Xi Jinping’s rise to absolute power and rejection of the collective leadership model under Jiang Zemin and Hu Jintao is, in historical terms, a return to normal. China only emerged a century ago from 3,000 years of emperor rule. What followed—the warlord era, foreign invasion, and civil war—was chaotic and brutal. The victory of the CCP returned a measure of stability to China under the proto-emperor figures of Mao and Deng. If any recent period was abnormal in Chinese history, it was the collective leadership model in-between Deng and Xi. 

China faces an immediate future with a leader who is likely surrounded by the political equivalent of yes-men. (There is only one woman in the Politburo, and none on its all-powerful Standing Committee.) If they wish to survive, China’s elite leaders have little choice but to heap praise upon Xi or risk accusations of secretly plotting his downfall. This atmosphere is not conducive to managing increasingly complex challenges.

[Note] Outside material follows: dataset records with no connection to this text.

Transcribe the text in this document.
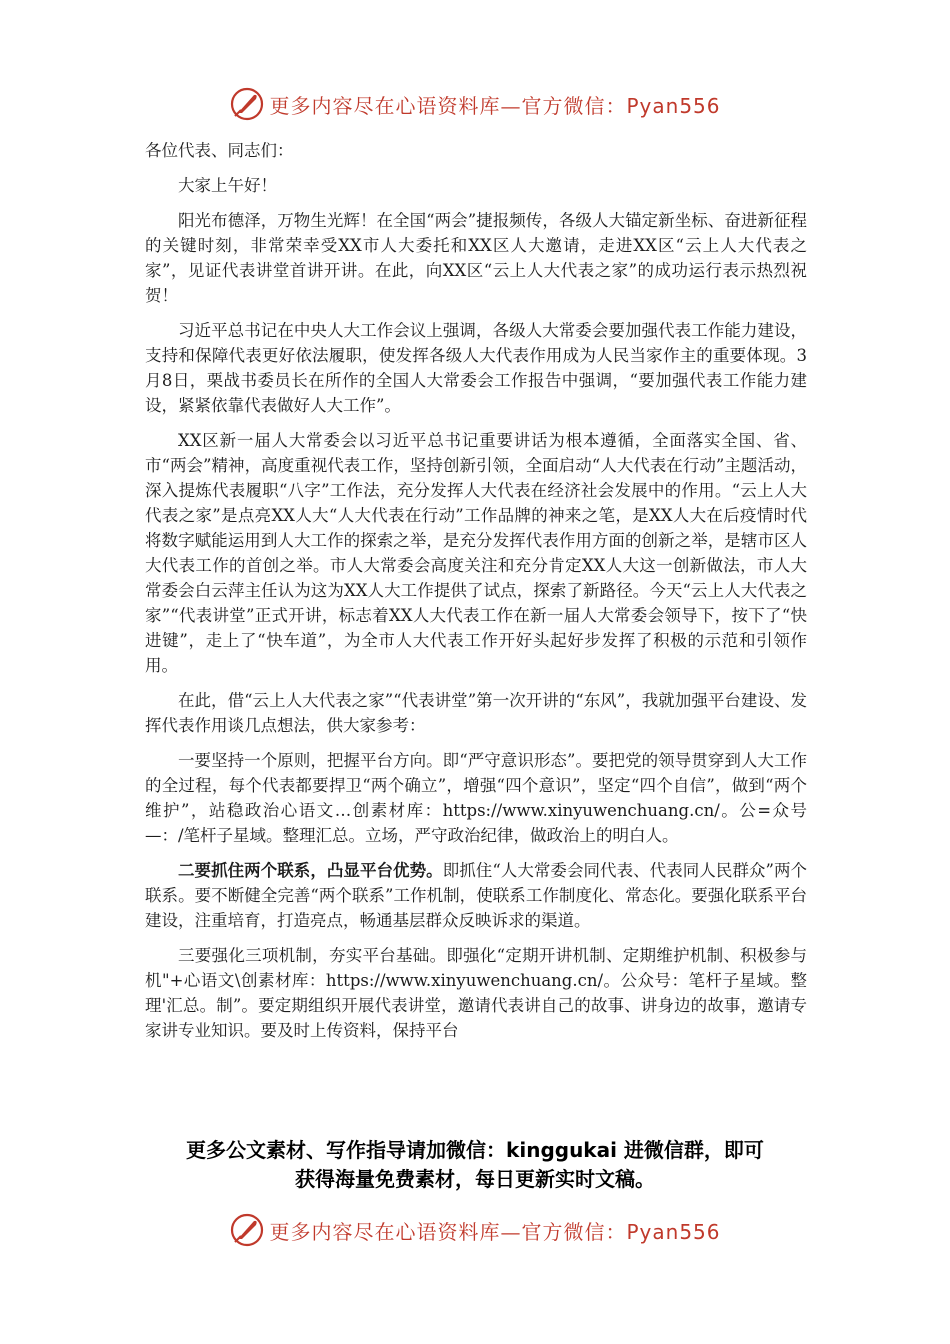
更多内容尽在心语资料库—官方微信：Pyan556

各位代表、同志们：

大家上午好！

阳光布德泽，万物生光辉！在全国“两会”捷报频传，各级人大锚定新坐标、奋进新征程的关键时刻，非常荣幸受XX市人大委托和XX区人大邀请，走进XX区“云上人大代表之家”，见证代表讲堂首讲开讲。在此，向XX区“云上人大代表之家”的成功运行表示热烈祝贺！

习近平总书记在中央人大工作会议上强调，各级人大常委会要加强代表工作能力建设，支持和保障代表更好依法履职，使发挥各级人大代表作用成为人民当家作主的重要体现。3月8日，栗战书委员长在所作的全国人大常委会工作报告中强调，“要加强代表工作能力建设，紧紧依靠代表做好人大工作”。

XX区新一届人大常委会以习近平总书记重要讲话为根本遵循，全面落实全国、省、市“两会”精神，高度重视代表工作，坚持创新引领，全面启动“人大代表在行动”主题活动，深入提炼代表履职“八字”工作法，充分发挥人大代表在经济社会发展中的作用。“云上人大代表之家”是点亮XX人大“人大代表在行动”工作品牌的神来之笔，是XX人大在后疫情时代将数字赋能运用到人大工作的探索之举，是充分发挥代表作用方面的创新之举，是辖市区人大代表工作的首创之举。市人大常委会高度关注和充分肯定XX人大这一创新做法，市人大常委会白云萍主任认为这为XX人大工作提供了试点，探索了新路径。今天“云上人大代表之家”“代表讲堂”正式开讲，标志着XX人大代表工作在新一届人大常委会领导下，按下了“快进键”，走上了“快车道”，为全市人大代表工作开好头起好步发挥了积极的示范和引领作用。

在此，借“云上人大代表之家”“代表讲堂”第一次开讲的“东风”，我就加强平台建设、发挥代表作用谈几点想法，供大家参考：

一要坚持一个原则，把握平台方向。即“严守意识形态”。要把党的领导贯穿到人大工作的全过程，每个代表都要捍卫“两个确立”，增强“四个意识”，坚定“四个自信”，做到“两个维护”，站稳政治心语文…创素材库：https://www.xinyuwenchuang.cn/。公=众号—：/笔杆子星域。整理汇总。立场，严守政治纪律，做政治上的明白人。

二要抓住两个联系，凸显平台优势。即抓住“人大常委会同代表、代表同人民群众”两个联系。要不断健全完善“两个联系”工作机制，使联系工作制度化、常态化。要强化联系平台建设，注重培育，打造亮点，畅通基层群众反映诉求的渠道。

三要强化三项机制，夯实平台基础。即强化“定期开讲机制、定期维护机制、积极参与机"+心语文\创素材库：https://www.xinyuwenchuang.cn/。公众号：笔杆子星域。整理'汇总。制”。要定期组织开展代表讲堂，邀请代表讲自己的故事、讲身边的故事，邀请专家讲专业知识。要及时上传资料，保持平台

更多公文素材、写作指导请加微信：kinggukai 进微信群，即可
获得海量免费素材，每日更新实时文稿。
更多内容尽在心语资料库—官方微信：Pyan556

And in a system as controlling as modern China’s, this suffocating dynamic shapes far more than internal party politics. It affects everything from political discourse to media and social media. Praise for the Party and its leader is the only kind of utterance tolerated in the public square of China’s internet. The CCP, which has for decades sought to erase undesirable online content, has worked under Xi to fabricate positive social media posts as well—in toto, what the Stanford researcher Jen Pan calls “the largest selective suppression of human expression in history.” 

Though the situation appears stable on the outside, this dual dynamic creates strategic risks. Such an absolutist atmosphere relies on suppressing not just history, but any truthful information that doesn’t shine a positive light on Xi. It could foster risky delusions in Beijing about China’s power and influence, make it harder to tackle its very real domestic challenges, and misunderstand or deliberately misreport the intentions and activities of the U.S. and its allies. In turn, if China’s 68-year-old leader should suddenly become ill or pass from the scene, a succession crisis could easily follow. More directly, any miscalculations made by Xi from this point forward are on him: when it comes to major decisions, there is no one else who can take credit...or blame. 

Matt Brazil is a senior analyst with BluePath Labs, a Fellow at the Jamestown Foundation, and a former U.S. Army officer and diplomat.